Una niña pequeña, todavía poco interesada en tales lides, tira de la manga a su padre. «Papá, papá, ahí algo escrito ¿qué pone?». Sus voces alertan al grupo y el sacerdote se acerca y lee, como los romanos, en voz alta:

«UT MORS CONIUGAE QUIS VITA SEPARAVIT»

Todos le miran esperando una traducción, que al fin proclama, con el mismo tono solemne que si estuviera oficiando una ceremonia nupcial:

«Que la muerte una lo que la vida separó».

NOTAS:

Praenomen: Nombre de pila.

Nomen: Apellido, nombre de la familia o gens.

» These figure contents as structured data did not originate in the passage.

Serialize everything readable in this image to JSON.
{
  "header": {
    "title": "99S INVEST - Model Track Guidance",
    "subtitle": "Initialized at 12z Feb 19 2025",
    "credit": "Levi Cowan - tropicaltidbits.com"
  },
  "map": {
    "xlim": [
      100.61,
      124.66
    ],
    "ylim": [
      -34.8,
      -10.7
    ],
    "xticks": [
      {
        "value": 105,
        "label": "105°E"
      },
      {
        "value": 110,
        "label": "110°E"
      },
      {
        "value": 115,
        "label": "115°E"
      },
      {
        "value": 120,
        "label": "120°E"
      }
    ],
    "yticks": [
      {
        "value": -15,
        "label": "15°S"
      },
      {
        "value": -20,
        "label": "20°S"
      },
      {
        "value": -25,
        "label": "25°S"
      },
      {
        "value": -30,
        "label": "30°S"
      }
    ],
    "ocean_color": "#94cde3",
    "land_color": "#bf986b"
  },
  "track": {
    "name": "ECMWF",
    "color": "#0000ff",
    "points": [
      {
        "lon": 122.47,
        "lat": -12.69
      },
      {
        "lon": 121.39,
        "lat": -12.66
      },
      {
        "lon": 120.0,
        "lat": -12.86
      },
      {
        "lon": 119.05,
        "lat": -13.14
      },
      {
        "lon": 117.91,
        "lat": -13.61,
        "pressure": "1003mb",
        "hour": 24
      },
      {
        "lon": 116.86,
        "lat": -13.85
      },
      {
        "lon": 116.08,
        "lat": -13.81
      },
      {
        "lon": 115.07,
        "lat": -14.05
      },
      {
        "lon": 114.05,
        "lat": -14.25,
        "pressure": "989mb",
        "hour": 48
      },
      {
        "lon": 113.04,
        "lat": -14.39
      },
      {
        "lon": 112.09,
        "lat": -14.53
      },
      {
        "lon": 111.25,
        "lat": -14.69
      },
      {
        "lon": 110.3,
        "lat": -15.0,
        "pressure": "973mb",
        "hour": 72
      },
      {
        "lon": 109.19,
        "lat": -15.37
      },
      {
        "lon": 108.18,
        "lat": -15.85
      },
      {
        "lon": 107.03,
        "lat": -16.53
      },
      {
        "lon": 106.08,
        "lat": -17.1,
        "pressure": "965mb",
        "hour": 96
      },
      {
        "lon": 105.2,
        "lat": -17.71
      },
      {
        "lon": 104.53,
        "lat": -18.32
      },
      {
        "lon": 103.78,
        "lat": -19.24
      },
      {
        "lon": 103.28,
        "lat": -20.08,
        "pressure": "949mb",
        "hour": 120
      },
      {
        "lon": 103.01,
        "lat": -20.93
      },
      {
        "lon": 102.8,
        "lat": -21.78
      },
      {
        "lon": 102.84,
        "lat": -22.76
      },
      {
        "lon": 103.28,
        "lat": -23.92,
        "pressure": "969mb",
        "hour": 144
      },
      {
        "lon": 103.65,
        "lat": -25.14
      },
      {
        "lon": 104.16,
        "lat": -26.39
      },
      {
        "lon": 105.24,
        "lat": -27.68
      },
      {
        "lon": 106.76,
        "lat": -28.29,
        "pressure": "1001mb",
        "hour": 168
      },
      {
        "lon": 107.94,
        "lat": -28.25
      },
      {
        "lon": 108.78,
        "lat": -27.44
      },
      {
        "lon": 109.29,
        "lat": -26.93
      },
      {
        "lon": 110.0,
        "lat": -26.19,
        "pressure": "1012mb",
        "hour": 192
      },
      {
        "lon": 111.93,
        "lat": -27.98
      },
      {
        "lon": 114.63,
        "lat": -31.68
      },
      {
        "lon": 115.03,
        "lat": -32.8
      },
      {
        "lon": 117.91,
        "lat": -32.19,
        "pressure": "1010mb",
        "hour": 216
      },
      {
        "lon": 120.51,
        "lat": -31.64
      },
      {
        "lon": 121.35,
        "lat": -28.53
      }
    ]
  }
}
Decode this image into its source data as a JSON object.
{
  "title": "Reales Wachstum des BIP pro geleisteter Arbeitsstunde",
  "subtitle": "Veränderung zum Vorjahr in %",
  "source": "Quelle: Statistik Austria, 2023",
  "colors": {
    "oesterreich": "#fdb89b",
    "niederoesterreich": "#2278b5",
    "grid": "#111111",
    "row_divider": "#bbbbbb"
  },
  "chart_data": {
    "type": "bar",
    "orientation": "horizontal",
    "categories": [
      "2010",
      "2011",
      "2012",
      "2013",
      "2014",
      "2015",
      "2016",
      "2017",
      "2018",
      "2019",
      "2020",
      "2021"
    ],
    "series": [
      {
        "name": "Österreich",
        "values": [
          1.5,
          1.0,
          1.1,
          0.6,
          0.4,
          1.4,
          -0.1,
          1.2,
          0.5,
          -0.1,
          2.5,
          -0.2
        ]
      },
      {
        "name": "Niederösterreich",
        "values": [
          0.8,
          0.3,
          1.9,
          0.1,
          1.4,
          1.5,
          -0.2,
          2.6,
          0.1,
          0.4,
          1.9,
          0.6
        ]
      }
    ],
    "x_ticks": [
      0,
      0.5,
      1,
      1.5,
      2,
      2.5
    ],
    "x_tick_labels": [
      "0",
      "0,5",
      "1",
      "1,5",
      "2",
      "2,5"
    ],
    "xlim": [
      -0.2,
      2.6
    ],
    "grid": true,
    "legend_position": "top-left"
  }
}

Cognomen: Apodo relativo a alguna cualidad personal o física.

Agnomen: Apodo oficial concedido por el Senado, relativo a alguna acción notable en pro de Roma.

Spurius Asinius Verres: He elegido deliberadamente praenomen , nomen y cognomen reales, pero que tienen un sonido ridículo y vejatorio: Spurius, que suena a espurio, falso, Asinius, nombre de familia que suena a asno, y Verres, que, directamente, significa cerdo.

Domina, domine: Señora, señor.

Dignitas: La dignitas iba más allá del concepto de dignidad. Una mezcla de ésta, honor, orgullo y derecho a un determinado tratamiento por su alta conducta. Siguiendo el criterio de Colleen Mc Cullough he preferido no traducirlo.

Mentula: Palabra obscena para el pene. Polla, carajo...

Confarreatio: La forma más rígida del matrimonio romano, que hacía virtualmente imposible, o al menos tremendamente costoso, el divorcio

Pilum: Arma arrojadiza de las legiones romanas, parecida a un venablo, cuyo mango desde Cayo Mario se partía con facilidad

Poedicatio: Prácticas de sexo anal.

Stibium: Pigmento a base de antimonio que se utilizaba para pintarse cejas y pestañas y perfilarse los ojos. El antecesor del rimmel.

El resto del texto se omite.